Class 1 White Face Market Lambs - Side View

Class 1 White Face Market Lambs Rear Views

Class 1 White Face Market Lambs Side and Rear Views

Official Placing = 1-4-2-3

Cuts = 4-3-7


1-4-2-3 is my placing on this class of white faced market lambs.  I found the class to break into a easy top and bottom with a close middle pair.  Ideally my class winner could have been neater through the base of his shoulder, nonetheless, it's still 1 over 4 in my initial pair as 1 was the most complete, nicest balanced lamb in the class.  1 was easily the freshest, squared topped, fullest hipped lamb that had an obvious advantage in thickness through the center of his leg.  1 was also a nicer balanced lamb that was leveler topped, squarer rumped and tighter hided.  Additionally he had more curvature to his rib and was a stouter, heavier boned lamb that when taken to the rail should hang a carcass that would open with a larger eye and a higher scoring leg.  I realize that the Montadale appearing wether was a bigger framed, taller fronted lamb that set higher in his neck-shoulder junction.  However, this doesn't offset the fact that he was heavy conditioned and flat through his leg.


In reference to my intermediate pair it's still 4 over 2 as 4 more closely followed the pattern of my class winner in his muscularity.  He was a wider based, meatier lamb that was especially squarer through his rack and wider through his loin.  The slick legged lamb was also stronger topped and more nearly level to his dock.  Furthermore he was a growthier, higher performing lamb that when taken to the rail should hang a carcass with more total pounds of high priced, consumer preferred cuts.  I appreciate that 2 was a leaner, trimmer designed lamb that stood on more circumference of bone.  However, I criticized him and left him third as he was weak topped and steep-rumped.

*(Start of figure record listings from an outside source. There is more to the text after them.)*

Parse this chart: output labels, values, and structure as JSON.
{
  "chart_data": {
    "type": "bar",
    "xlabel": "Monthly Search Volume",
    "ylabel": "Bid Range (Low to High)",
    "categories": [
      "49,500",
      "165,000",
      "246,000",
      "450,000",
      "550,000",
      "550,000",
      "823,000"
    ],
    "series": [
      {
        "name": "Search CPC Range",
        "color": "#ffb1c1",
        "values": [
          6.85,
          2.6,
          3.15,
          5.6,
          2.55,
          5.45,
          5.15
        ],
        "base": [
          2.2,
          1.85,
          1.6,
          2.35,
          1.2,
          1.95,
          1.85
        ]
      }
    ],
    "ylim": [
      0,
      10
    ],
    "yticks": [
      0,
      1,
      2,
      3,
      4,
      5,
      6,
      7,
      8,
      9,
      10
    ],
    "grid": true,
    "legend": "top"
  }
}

Nonetheless, I still easily placed 2 over 3 in my concluding pair as the horned lamb was simply more overpowering.  He especially had more mass of muscle draped down his top and let down into a thicker leg with more inside shape.  He was also a bloomier, fresher lamb that was nicer balanced on the profile being straighter in his line.  Additionally 2 was a deeper bodied, easier feeding lamb.  These obvious advantages should allow him to rail a more packer acceptable carcass with a higher yield of retail product.  I realize that 3 was the leanest lamb in the class.  However this serves to his disadvantages as he is the steepest-rumped, narrowest made, most underfinished lamb that when taken tot he rail would hang the least market-ready, lowest yielding carcass in this class today.